Coercion and Fragmentation

In his lecture, Maggiori described three fundamental insights into how countries and companies can most effectively play this game of global strategy.

First: Building power is a meaningful policy rationale that may shed light on the current rearrangement of the world economy. If a country aims to build power, for example, it might consider making its resources inexpensive.
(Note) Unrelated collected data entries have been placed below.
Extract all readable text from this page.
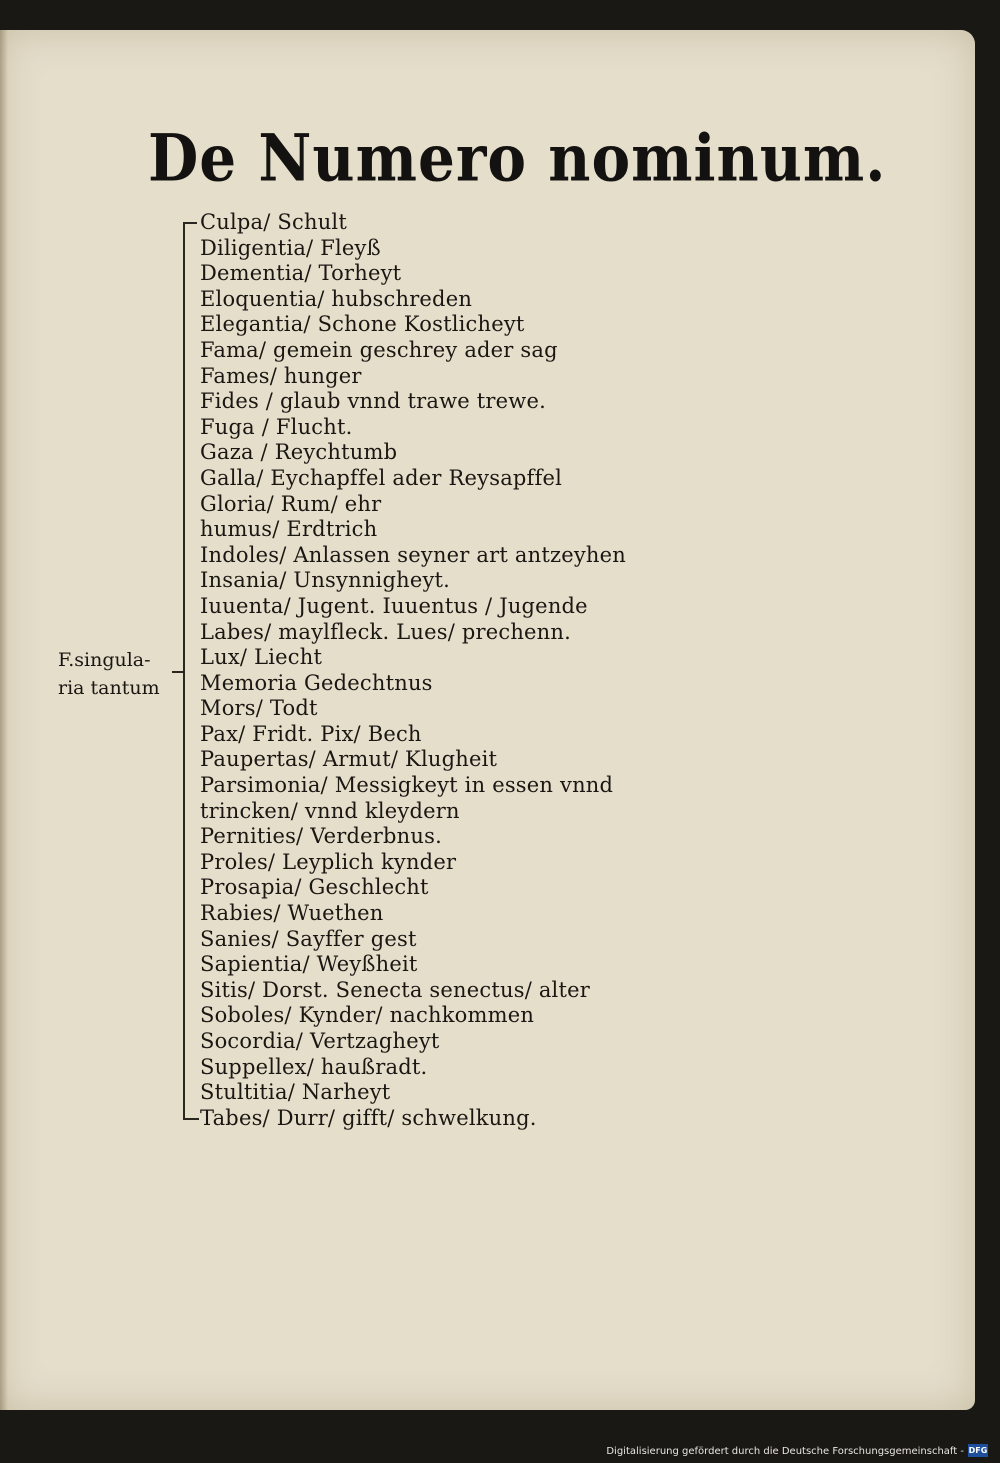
De Numero nominum.
F.singula-
ria tantum
Culpa/ Schult
Diligentia/ Fleyß
Dementia/ Torheyt
Eloquentia/ hubschreden
Elegantia/ Schone Kostlicheyt
Fama/ gemein geschrey ader sag
Fames/ hunger
Fides / glaub vnnd trawe trewe.
Fuga / Flucht.
Gaza / Reychtumb
Galla/ Eychapffel ader Reysapffel
Gloria/ Rum/ ehr
humus/ Erdtrich
Indoles/ Anlassen seyner art antzeyhen
Insania/ Unsynnigheyt.
Iuuenta/ Jugent. Iuuentus / Jugende
Labes/ maylfleck. Lues/ prechenn.
Lux/ Liecht
Memoria Gedechtnus
Mors/ Todt
Pax/ Fridt. Pix/ Bech
Paupertas/ Armut/ Klugheit
Parsimonia/ Messigkeyt in essen vnnd
trincken/ vnnd kleydern
Pernities/ Verderbnus.
Proles/ Leyplich kynder
Prosapia/ Geschlecht
Rabies/ Wuethen
Sanies/ Sayffer gest
Sapientia/ Weyßheit
Sitis/ Dorst. Senecta senectus/ alter
Soboles/ Kynder/ nachkommen
Socordia/ Vertzagheyt
Suppellex/ haußradt.
Stultitia/ Narheyt
Tabes/ Durr/ gifft/ schwelkung.
Digitalisierung gefördert durch die Deutsche Forschungsgemeinschaft - DFG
“Kill the ability of the rest of the world to produce these things, make them very dependent on you — and then exert power,” Maggiori said. “Think of the dollar payment system: The U.S. doesn’t want [this system] to be expensive. The U.S. wants it to be cheap, because the threat of kicking any one party out is extremely powerful.”

Another insight: When countries marshal their economic might against nations, businesses, or organizations, the targets typically move to protect themselves, disrupting the global economy. “The risk is that we become overly secure at the expense of fragmenting globalization,” Maggiori said. “ Globalization is a little bit like social media: You want to be on this global system because everybody else is on it.… So as we all start to move away, the global system becomes less and less appealing, and we get a fragmentation doom loop.”

Finally, limited coercion is the most effective form of coercion. “If you’re one of these big, powerful countries and you bully the rest of the world all the time, they’re going to react, and they’re going to react by moving away from you, by not wanting to deal with you, because they’re constantly afraid of being bullied,” Maggiori said. “Ultimately, that dissipates your own power.”